Ranges A to B where A > B in F#

Question

I've just found something I'd call a quirk in F# and would like to know whether it's by design or by mistake and if it's by design, why is it so... If you write any range expression where the first term is greater than the second term the returned sequence is empty. A look at reflector suggests this is by design, but I can't really find a reason why it would have to be so. An example to reproduce it is:

[1..10] |> List.length
[10..1] |> List.length

The first will print out 10 while the second will print out 0. Tests were made in F# CTP 1.9.6.2.

EDIT: thanks for suggesting expliciting the range, but there's still one case (which is what inspired me to ask this question) that won't be covered. What if A and B are variables and none is constantly greater than the other although they're always different? Considering that the range expression does not seem to get optimized at compiled time anyway, is there any good reason for the code which determines the step (not explicitly specified) in case A and B are ints not to allow negative steps?

Answer 1

What "should" happen is, of course, subjective. Normal range notation in my mind defines [x..y] as the set of all elements greater than or equal to x AND less than or equal to y; an empty set if y < x. In this case, we need to appeal to the F# spec.

Range expressions expr1 .. expr2 are evaluated as a call to the overloaded operator (..), whose default binding is defined in Microsoft.FSharp.Core.Operators. This generates an IEnumerable<_> for the range of values between the given start (expr1) and finish (expr2) values, using an increment of 1. The operator requires the existence of a static member (..) (long name GetRange) on the static type of expr1 with an appropriate signature.

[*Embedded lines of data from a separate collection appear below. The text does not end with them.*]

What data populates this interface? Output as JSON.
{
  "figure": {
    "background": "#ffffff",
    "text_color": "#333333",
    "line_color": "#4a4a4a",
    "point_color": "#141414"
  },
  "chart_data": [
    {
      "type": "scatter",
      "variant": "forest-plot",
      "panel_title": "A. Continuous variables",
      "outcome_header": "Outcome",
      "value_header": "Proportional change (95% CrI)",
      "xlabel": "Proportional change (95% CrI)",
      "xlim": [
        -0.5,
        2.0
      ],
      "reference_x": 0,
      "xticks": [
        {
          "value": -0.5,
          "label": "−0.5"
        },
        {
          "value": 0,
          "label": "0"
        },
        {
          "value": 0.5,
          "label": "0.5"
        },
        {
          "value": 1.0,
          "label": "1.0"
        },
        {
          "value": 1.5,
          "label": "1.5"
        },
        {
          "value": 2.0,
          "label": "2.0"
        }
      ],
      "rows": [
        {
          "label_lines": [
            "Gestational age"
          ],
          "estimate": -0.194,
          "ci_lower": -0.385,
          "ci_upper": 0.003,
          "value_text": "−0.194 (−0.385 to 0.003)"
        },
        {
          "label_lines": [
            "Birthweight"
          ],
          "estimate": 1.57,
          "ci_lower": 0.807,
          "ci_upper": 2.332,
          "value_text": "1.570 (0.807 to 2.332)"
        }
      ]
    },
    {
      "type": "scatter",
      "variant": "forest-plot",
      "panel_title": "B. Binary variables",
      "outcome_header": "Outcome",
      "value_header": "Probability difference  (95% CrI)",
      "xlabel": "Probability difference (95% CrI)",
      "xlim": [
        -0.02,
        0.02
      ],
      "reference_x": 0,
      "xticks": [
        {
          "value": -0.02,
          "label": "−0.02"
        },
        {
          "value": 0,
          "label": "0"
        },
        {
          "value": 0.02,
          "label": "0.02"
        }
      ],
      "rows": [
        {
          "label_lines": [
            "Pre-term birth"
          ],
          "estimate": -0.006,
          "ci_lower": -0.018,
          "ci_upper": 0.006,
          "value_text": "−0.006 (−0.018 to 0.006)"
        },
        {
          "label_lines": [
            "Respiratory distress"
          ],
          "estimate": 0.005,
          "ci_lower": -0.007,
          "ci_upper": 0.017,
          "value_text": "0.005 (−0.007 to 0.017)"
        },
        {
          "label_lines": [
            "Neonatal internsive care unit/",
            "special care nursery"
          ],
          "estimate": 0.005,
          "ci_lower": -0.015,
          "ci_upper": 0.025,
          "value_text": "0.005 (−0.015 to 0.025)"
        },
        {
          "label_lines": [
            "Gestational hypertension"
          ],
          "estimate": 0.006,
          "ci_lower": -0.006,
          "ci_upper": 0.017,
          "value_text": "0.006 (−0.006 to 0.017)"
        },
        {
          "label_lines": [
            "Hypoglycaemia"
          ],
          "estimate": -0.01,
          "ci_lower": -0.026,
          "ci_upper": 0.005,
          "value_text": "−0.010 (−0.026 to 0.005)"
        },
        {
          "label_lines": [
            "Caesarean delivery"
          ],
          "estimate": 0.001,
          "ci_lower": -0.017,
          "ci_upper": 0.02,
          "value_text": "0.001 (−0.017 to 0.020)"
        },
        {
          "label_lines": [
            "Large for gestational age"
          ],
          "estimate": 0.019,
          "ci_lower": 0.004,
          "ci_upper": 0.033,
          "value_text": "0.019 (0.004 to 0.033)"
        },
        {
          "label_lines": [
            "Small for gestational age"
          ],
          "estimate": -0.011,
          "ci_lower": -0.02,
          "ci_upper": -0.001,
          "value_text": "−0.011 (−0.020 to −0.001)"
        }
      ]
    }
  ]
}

Range expressions expr1 .. expr2 .. expr3 are evaluated as a call to the overloaded operator (.. ..), whose default binding is defined in Microsoft.FSharp.Core.Operators. This generates an IEnumerable<_> for the range of values between the given start (expr1) and finish (expr3) values, using an increment of expr2. The operator requires the existence of a static member (..) (long name GetRange) on the static type of expr1 with an appropriate signature.

The standard doesn't seem to define the .. operator (a least, that I can find). But you should be able to change the binding for types you're interested in to behave in any way you like (including counting down if x > y).

Answer 2

Adam Wright - But you should be able to change the binding for types you're interested in to behave in any way you like (including counting down if x > y).

Taking Adam's suggestion into code:

let (..) a b =
    if a < b then seq { a .. b }
             else seq { a .. -1 .. b }

printfn "%A" (seq { 1 .. 10 })
printfn "%A" (seq { 10 .. 1 })

This works for int ranges. Have a look at the source code for (..): you may be able to use that to work over other types of ranges, but not sure how you would get the right value of -1 for your specific type.

Answer 3

In haskell, you can write [10, 9 .. 1]. Perhaps it works the same in F# (I haven't tried it)?

edit:

It seems that the F# syntax is different, maybe something like [10..-1..1]

Answer 4

As suggested by other answers, you can do

[10 .. -1 .. 1] |> List.iter (printfn "%A")

e.g.

[start .. step .. stop]

Answer 5

Ranges are generally expressed (in the languages and frameworks that support them) like this:

low_value <to> high_value

Can you give a good argument why a range ought to be able to be expressed differently? Since you were requesting a range from a higher number to a lower number does it not stand to reason that the resulting range would have no members?